German Federal Institute for Risk Assessment, Dept. Food Safety, Berlin, Germany.
University of Bielefeld, CeBiTec, Bielefeld, Germany.
Toxicology. 2021 Aug;460:152892. doi: 10.1016/j.tox.2021.152892. Epub 2021 Aug 8.
While real-life exposure occurs to complex chemical mixtures, toxicological risk assessment mostly focuses on individual compounds. There is an increasing demand for in vitro tools and strategies for mixture toxicity analysis. Based on a previously established set of hepatotoxicity marker genes, we analyzed mixture effects of non-cytotoxic concentrations of different pesticides in exposure-relevant binary mixtures in human HepaRG hepatocarcinoma cells using targeted transcriptomics. An approach for mixture analysis at the level of a complex endpoint such as a transcript pattern is presented, including mixture design based on relative transcriptomic potencies and similarities. From a mechanistic point of view, goal of the study was to evaluate combinations of chemicals with varying degrees of similarity in order to determine whether differences in mechanisms of action lead to different mixtures effects. Using a model deviation ratio-based approach for assessing mixture effects, it was revealed that most data points are consistent with the assumption of dose addition. A tendency for synergistic effects was only observed at high concentrations of some combinations of the test compounds azoxystrobin, cyproconazole, difenoconazole, propiconazole and thiacloprid, which may not be representative of human real-life exposure. In summary, the findings of our study suggest that, for the pesticide mixtures investigated, risk assessment based on the general assumption of dose addition can be considered sufficiently protective for consumers. The way of data analysis presented in this paper can pave the way for a more comprehensive use of multi-gene expression data in experimental studies related to mixture toxicity.

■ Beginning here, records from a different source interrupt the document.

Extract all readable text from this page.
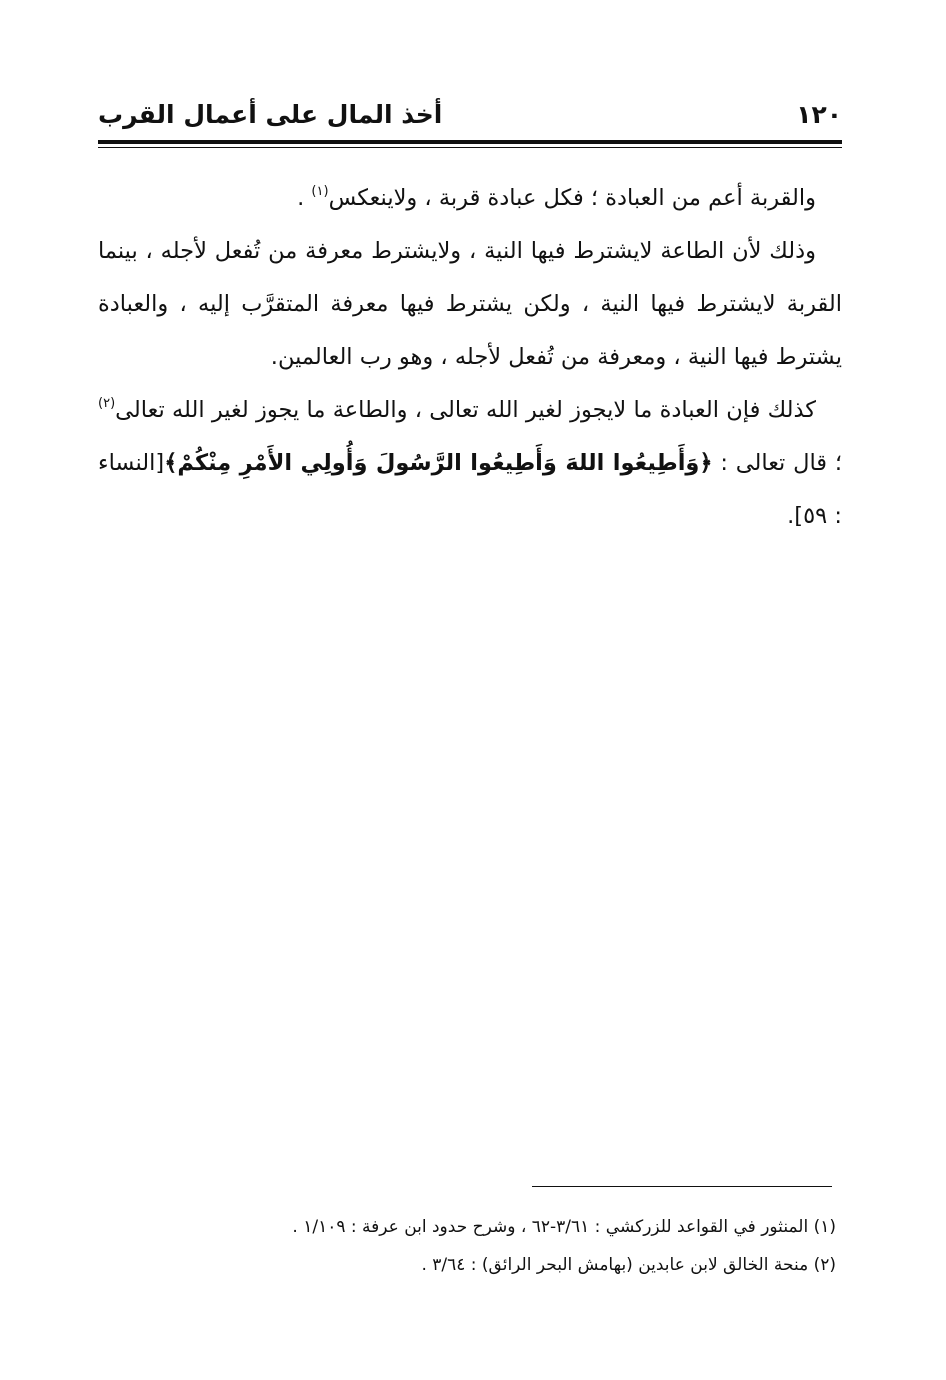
١٢٠
أخذ المال على أعمال القرب

والقربة أعم من العبادة ؛ فكل عبادة قربة ، ولاينعكس$^{(١)}$ .

وذلك لأن الطاعة لايشترط فيها النية ، ولايشترط معرفة من تُفعل لأجله ، بينما القربة لايشترط فيها النية ، ولكن يشترط فيها معرفة المتقرَّب إليه ، والعبادة يشترط فيها النية ، ومعرفة من تُفعل لأجله ، وهو رب العالمين.

كذلك فإن العبادة ما لايجوز لغير الله تعالى ، والطاعة ما يجوز لغير الله تعالى$^{(٢)}$ ؛ قال تعالى : ﴿وَأَطِيعُوا اللهَ وَأَطِيعُوا الرَّسُولَ وَأُولِي الأَمْرِ مِنْكُمْ﴾[النساء : ٥٩].

(١) المنثور في القواعد للزركشي : ٣/٦١-٦٢ ، وشرح حدود ابن عرفة : ١/١٠٩ .
(٢) منحة الخالق لابن عابدين (بهامش البحر الرائق) : ٣/٦٤ .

虽然实际暴露于复杂的化学混合物中,但毒理学风险评估主要侧重于单个化合物。人们对用于混合物毒性分析的体外工具和策略的需求日益增加。基于先前建立的一组肝毒性标记基因,我们使用靶向转录组学分析了人类 HepaRG 肝癌细胞中暴露相关二元混合物中非细胞毒性浓度的不同农药的混合物效应。提出了一种用于复杂终点(如转录模式)混合物分析的方法,包括基于相对转录组效力和相似性的混合物设计。从机制的角度来看,该研究的目标是评估具有不同相似程度的化学品组合,以确定作用机制的差异是否导致不同的混合物效应。使用基于模型偏差比的方法评估混合物效应,结果表明大多数数据点与剂量加和的假设一致。仅在某些测试化合物(肟菌酯、环丙唑醇、烯唑醇、丙环唑和噻虫啉)的高浓度组合中观察到协同作用的趋势,这可能不符合人类实际暴露的情况。总之,本研究的结果表明,对于所研究的农药混合物,基于剂量加和的一般假设进行风险评估可以被认为对消费者具有足够的保护作用。本文中提出的数据分析方法可以为与混合物毒性相关的实验研究中更全面地使用多基因表达数据铺平道路。